Apesar de serem radiações que podem causar efeitos graves à saúde, também são necessários, para que algumas reações acontecem no nosso corpo, permitindo a formação de algumas vitaminas.

Este tipo de radiação é a responsável pela ionização de átomos e moléculas nas altas camadas da atmosfera.

A radiação ultravioleta pode se classificada em 3 zonas:

UV-A: dos 390 nm aos 320 nm;

UV-B: dos 320 nm aos 280 nm;

UV-C: dos 280 nm aos 100 nm.

A atmosfera terrestre filtra a quase totalidade dos tipos UV-B e UV-C graças às moléculas de ozono (O3).

Os UV de comprimentos de onda menor que 290 nm são usados como meio de desinfeção (Figura 1).

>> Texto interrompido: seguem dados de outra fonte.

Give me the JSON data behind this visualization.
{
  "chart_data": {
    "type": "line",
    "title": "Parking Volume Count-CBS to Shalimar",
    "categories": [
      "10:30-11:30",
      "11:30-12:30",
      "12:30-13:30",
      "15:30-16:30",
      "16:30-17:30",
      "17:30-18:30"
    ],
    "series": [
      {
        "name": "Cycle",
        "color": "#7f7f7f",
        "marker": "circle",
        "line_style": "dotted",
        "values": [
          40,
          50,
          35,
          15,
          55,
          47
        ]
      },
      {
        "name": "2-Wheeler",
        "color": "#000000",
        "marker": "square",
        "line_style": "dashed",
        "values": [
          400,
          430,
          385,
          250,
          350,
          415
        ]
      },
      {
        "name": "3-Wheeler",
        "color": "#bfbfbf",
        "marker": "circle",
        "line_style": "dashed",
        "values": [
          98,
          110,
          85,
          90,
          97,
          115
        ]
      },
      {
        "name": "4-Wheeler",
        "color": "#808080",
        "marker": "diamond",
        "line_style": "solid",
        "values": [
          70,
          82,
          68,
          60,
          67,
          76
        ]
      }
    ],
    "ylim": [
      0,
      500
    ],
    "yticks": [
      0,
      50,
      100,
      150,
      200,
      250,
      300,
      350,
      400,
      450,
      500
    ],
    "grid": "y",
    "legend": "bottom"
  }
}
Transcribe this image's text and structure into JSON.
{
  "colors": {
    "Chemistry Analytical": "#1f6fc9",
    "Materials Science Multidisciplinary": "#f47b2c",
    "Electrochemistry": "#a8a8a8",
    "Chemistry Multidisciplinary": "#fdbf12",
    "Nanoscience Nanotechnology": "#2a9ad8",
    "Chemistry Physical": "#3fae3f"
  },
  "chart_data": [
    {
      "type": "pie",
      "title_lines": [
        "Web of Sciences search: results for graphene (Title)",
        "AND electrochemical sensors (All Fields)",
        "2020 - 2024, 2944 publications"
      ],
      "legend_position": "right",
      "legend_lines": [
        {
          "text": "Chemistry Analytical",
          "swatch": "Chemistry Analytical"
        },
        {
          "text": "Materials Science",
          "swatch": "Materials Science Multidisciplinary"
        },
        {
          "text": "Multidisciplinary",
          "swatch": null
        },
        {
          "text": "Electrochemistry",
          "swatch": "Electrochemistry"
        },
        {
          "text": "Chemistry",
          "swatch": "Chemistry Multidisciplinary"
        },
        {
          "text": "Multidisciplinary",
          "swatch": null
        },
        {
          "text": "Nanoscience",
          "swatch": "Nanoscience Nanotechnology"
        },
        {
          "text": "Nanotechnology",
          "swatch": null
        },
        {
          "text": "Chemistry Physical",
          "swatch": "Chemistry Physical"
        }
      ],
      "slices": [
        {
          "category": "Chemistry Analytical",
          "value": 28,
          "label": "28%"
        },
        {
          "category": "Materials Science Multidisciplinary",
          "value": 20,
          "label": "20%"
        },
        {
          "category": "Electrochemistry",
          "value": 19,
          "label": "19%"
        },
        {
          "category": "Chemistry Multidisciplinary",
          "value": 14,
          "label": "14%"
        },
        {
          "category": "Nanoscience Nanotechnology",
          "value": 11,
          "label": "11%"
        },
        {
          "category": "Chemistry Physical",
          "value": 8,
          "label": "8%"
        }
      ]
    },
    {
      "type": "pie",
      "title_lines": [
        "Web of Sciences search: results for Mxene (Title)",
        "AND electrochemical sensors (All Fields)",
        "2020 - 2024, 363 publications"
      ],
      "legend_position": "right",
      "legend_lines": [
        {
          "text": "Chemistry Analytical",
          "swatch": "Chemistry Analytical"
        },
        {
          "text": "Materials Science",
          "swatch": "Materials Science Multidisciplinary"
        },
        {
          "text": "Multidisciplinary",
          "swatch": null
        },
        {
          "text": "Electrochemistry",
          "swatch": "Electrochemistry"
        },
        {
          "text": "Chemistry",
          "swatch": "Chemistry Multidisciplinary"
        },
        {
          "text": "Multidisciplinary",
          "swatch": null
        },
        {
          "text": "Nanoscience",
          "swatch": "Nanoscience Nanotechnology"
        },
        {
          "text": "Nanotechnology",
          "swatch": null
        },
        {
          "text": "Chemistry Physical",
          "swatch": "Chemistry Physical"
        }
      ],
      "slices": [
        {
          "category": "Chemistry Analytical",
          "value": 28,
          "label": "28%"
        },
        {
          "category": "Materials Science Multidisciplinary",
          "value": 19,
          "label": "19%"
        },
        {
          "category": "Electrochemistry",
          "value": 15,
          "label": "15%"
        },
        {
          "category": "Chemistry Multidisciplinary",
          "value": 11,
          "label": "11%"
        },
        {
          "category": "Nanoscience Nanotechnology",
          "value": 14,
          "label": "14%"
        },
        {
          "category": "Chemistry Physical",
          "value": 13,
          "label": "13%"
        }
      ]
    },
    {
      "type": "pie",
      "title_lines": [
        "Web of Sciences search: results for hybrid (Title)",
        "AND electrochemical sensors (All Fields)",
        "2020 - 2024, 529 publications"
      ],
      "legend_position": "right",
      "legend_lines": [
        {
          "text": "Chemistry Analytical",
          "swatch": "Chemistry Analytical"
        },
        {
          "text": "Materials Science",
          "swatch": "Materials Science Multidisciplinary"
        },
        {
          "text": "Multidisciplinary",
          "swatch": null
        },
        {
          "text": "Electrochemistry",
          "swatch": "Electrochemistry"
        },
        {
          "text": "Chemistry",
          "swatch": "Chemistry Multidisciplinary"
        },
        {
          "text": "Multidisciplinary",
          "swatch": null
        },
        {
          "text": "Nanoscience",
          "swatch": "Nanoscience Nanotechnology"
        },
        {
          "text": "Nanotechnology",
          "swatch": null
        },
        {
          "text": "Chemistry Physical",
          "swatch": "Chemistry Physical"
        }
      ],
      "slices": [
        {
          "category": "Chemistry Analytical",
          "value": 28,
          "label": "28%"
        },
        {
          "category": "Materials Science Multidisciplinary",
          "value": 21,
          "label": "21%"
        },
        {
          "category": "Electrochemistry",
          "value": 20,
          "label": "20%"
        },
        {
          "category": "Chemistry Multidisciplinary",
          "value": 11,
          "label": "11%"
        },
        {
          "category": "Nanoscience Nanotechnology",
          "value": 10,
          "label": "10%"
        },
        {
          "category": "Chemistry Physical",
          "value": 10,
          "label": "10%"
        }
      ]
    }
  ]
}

Figura 1 - Desinfeção de água por radiação ultravioleta (UV).
Figura 1 - Desinfeção de água por radiação ultravioleta (UV).

Queimaduras solares

A exposição prolongada aos utravioleta pode originar queimadura solar, com efeitos variados:

Queimadura do 1º grau: a pele fica vermelha e as camadas mais externas caem no espaço de alguns dias;

Queimadura do 2º grau: são queimaduras que já envolvem lesões internas da pele, provocando o aparecimento de bolhas;

Queimadura do 3º grau: provocam lesões em toda a espessura da pele, com aparecimento de feridas.

Protetores solares

Queimaduras solares

Os protetores solares são desenvolvidos para evitar os efeitos das radiações ultravioleta no corpo humano.

Há dois tipos de proteção solar, que podem ser usados em simultâneo:

Proteção química - são usados substâncias que absorvem a radiação UV.

Proteção física - são adicionadas substâncias que refletem a radiação solar, incluindo os UV.

Índice de proteção solar (IPS)

Os protetores são produzidos com a intenção de proteger o corpo dos efeitos nocivos da radiação UV A e UV B e incluem uma informação indicativa da intensidade de proteção que apresentam: o índice de proteção solar (IPS).

O valor do IPS de um protetor solar indica a relação de tempo de exposição que fornece, relativamente a não existir qualquer proteção.

Exemplo: um índice IPS 30 informa que com esse protetor é possível estar 30 vezes mais tempo ao Sol do que sem essa proteção, com os mesmos efeitos (o que não quer dizer que não haja efeitos nocivos).

Bibliografia:
E. Hecht, Óptica, Fundação Calouste Gulbenkian, Lisboa (2012).